De weduwe keek verward, eerst naar haar zoon, toen naar Rönn en daarna weer naar Martin Beck.
“Niet dat ik me kan herinneren. En ik zou het zeker onthouden hebben als hij iets in die trant had gezegd.”
“Vader praatte thuis nooit zoveel over zijn werk”, zei Stefan. “U kunt het beter op het bureau vragen.”
“Dat zullen we ook zeker nog doen”, zei Martin Beck. “Hoelang was hij al ziek?”
“Lang. Ik weet het niet precies”, zei de jongen en keek zijn moeder aan.
“Sinds vorig jaar juni”, zei ze. “Hij werd vlak voor het midzomerfeest ziek, kreeg verschrikkelijke maagpijn en ging de dag daarna direct naar de dokter. De dokter dacht dat het een maagzweer was en schreef hem rust voor. Vanaf dat moment is hij met ziekteverlof geweest en heeft allerlei artsen bezocht, die allemaal iets anders zeiden en allemaal andere medicijnen voorschreven. Drie weken geleden werd hij in het Sabbat opgenomen en daar hebben ze allerlei proeven genomen en series onderzoeken gedaan zonder te kunnen ontdekken wat het was.”
Het praten scheen haar gedachten af te leiden en haar te helpen de schok te onderdrukken.
“M’n vader geloofde dat het kanker was”, zei de jongen. “Maar de dokters zeiden dat het dat niet was. Maar hij was evengoed vreselijk ziek.”
“Wat heeft hij in die tijd gedaan? Heeft hij helemaal niet meer gewerkt vanaf vorige zomer?”
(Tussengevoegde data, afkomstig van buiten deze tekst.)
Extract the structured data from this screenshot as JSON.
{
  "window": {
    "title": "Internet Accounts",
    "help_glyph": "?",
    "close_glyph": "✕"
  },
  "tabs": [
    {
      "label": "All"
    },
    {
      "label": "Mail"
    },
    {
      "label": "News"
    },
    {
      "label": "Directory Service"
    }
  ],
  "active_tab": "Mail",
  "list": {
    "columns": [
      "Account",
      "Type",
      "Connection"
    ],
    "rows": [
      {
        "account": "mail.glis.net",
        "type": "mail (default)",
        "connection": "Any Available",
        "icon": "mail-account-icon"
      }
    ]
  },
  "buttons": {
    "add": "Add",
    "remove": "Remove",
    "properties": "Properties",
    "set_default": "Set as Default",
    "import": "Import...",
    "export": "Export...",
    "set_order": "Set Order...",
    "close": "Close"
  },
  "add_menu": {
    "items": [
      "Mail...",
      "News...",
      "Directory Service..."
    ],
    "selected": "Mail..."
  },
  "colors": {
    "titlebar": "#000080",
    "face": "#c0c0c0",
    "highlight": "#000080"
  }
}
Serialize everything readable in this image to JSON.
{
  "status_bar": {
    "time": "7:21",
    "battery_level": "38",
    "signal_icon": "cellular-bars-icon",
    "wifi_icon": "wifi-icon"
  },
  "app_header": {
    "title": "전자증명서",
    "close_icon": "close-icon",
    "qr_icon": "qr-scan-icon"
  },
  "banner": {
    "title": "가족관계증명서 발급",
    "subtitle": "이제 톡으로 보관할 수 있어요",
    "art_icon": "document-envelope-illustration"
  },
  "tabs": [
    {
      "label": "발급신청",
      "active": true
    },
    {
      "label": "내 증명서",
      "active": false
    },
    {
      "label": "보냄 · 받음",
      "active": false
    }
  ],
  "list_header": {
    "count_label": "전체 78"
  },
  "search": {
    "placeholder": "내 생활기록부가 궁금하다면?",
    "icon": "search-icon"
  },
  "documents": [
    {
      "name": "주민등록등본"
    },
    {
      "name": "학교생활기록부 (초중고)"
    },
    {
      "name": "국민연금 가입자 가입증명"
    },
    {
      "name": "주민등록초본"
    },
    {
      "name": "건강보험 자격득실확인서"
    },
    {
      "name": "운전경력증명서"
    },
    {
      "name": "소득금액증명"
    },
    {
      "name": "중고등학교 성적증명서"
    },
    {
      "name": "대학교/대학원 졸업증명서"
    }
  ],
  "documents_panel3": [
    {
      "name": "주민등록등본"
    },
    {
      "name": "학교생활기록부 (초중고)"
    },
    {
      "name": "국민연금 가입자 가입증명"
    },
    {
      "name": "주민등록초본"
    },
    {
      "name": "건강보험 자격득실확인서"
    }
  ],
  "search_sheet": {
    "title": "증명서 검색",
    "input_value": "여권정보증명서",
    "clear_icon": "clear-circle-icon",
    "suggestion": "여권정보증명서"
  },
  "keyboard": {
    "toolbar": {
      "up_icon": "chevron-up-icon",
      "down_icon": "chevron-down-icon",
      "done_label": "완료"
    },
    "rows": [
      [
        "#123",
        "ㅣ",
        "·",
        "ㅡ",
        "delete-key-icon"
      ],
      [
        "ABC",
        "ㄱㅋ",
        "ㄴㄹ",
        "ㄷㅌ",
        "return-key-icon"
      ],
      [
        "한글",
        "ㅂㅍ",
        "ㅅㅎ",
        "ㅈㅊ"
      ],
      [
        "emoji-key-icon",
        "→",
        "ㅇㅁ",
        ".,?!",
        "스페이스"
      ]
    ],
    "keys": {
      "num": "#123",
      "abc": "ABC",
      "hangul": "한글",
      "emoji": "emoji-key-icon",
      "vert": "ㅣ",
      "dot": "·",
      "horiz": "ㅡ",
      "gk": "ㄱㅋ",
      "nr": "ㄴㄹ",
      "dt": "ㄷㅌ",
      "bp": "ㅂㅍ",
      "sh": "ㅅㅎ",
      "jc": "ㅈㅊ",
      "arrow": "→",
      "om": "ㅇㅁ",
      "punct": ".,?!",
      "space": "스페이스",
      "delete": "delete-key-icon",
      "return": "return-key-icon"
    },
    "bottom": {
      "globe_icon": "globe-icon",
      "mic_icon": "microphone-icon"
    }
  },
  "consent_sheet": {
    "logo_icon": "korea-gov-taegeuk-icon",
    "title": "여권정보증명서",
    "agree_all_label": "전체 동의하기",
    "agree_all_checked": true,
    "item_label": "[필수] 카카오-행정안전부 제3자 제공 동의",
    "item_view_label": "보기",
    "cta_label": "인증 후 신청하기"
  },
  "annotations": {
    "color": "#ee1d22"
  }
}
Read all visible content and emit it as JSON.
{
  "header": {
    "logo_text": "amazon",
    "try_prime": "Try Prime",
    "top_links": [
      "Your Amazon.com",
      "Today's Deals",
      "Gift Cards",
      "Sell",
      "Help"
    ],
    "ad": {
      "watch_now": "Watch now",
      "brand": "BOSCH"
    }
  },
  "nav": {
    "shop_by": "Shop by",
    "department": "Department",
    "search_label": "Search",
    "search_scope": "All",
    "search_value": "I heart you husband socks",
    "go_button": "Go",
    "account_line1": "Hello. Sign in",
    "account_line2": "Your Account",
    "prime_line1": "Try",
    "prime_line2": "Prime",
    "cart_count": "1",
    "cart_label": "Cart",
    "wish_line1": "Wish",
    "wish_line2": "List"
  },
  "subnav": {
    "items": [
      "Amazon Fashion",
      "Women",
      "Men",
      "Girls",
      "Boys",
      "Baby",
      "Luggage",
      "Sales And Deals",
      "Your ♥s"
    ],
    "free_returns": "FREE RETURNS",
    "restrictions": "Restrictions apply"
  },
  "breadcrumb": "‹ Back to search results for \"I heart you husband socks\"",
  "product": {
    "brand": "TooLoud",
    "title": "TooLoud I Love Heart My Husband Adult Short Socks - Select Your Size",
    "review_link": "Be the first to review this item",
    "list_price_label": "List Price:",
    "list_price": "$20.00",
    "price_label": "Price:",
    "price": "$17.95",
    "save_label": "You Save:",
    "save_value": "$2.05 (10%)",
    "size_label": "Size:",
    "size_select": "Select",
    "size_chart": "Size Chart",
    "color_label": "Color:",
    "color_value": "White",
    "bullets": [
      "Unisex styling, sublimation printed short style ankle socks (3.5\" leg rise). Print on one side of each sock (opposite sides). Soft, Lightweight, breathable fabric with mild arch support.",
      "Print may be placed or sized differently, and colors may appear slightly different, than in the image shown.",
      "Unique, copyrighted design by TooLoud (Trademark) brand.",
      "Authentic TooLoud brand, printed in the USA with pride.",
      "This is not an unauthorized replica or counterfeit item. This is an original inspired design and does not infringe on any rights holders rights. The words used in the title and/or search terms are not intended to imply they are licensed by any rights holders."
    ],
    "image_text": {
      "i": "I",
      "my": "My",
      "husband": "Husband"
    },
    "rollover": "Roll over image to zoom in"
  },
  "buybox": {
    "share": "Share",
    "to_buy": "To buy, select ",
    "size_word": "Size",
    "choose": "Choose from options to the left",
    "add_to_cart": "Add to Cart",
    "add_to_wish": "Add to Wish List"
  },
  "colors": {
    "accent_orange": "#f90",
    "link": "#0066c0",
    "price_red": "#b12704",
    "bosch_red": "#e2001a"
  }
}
“Nee”, zei mevrouw Nyman. “Hij was er werkelijk vreselijk slecht aan toe. Hij had pijnaanvallen die een paar dagen achter elkaar duurden, waarbij hij nauwelijks in bed kon blijven liggen. Hij slikte massa’s pillen, maar die hielpen niet veel. In de herfst ging hij af en toe nog wel eens naar het bureau om de boel te bekijken, zoals hij zei, maar hij kon niet werken.”
“En u kunt zich niet herinneren dat hij iets heeft gezegd of gedaan wat in verband zou kunnen worden gebracht met het gebeurde”, zei Martin Beck.
Ze schudde haar hoofd en begon met droge ogen te snikken. Haar blik gleed langs Martin Beck en ze staarde leeg voor zich uit.
“Heb je nog broers of zusters?” zei Rönn tegen de jongen.
“Ja, een zuster, maar ze is getrouwd en woont in Malmö.”
Rönn keek vragend naar Martin Beck, die een sigaret tussen zijn vingers heen en weer rolde terwijl hij het paar voor zich peinzend bekeek.
“We gaan nu”, zei hij tegen de jongen. “Ik geloof wel dat je op je moeder kan passen, maar het zou het beste zijn als er een dokter kwam om ervoor te zorgen dat ze een beetje slaap krijgt. Is er een dokter die je op dit uur kan bellen?”
De jongen stond op en knikte.
“Dokter Blomberg”, zei hij. “Hij komt altijd als er hier iemand ziek is.”
Hij ging naar de hal en ze hoorden hem een nummer draaien. Na een tijdje scheen iemand te antwoorden. Het gesprek was kort en hij kwam terug en stelde zich naast zijn moeder op. Hij zag er nu volwassener uit dan toen ze hem voor het eerst hadden gezien, beneden in de deuropening.
“Hij komt”, zei de jongen. “U hoeft niet te wachten. Het zal wel niet zo lang duren.”
Ze stonden op en Rönn liep naar de vrouw toe en legde zijn hand op haar schouder. Ze verroerde zich niet en gaf ook geen antwoord toen zij afscheid namen.
De jongen volgde hen naar de buitendeur.
“We moeten misschien nog een keer terugkomen”, zei Martin Beck. “In elk geval bellen we voor die tijd om te horen hoe het met je moeder is.”
Toen ze op straat kwamen, zei hij:
“Je kende Nyman goed?”
“Niet bijzonder goed”, zei Rönn ontwijkend.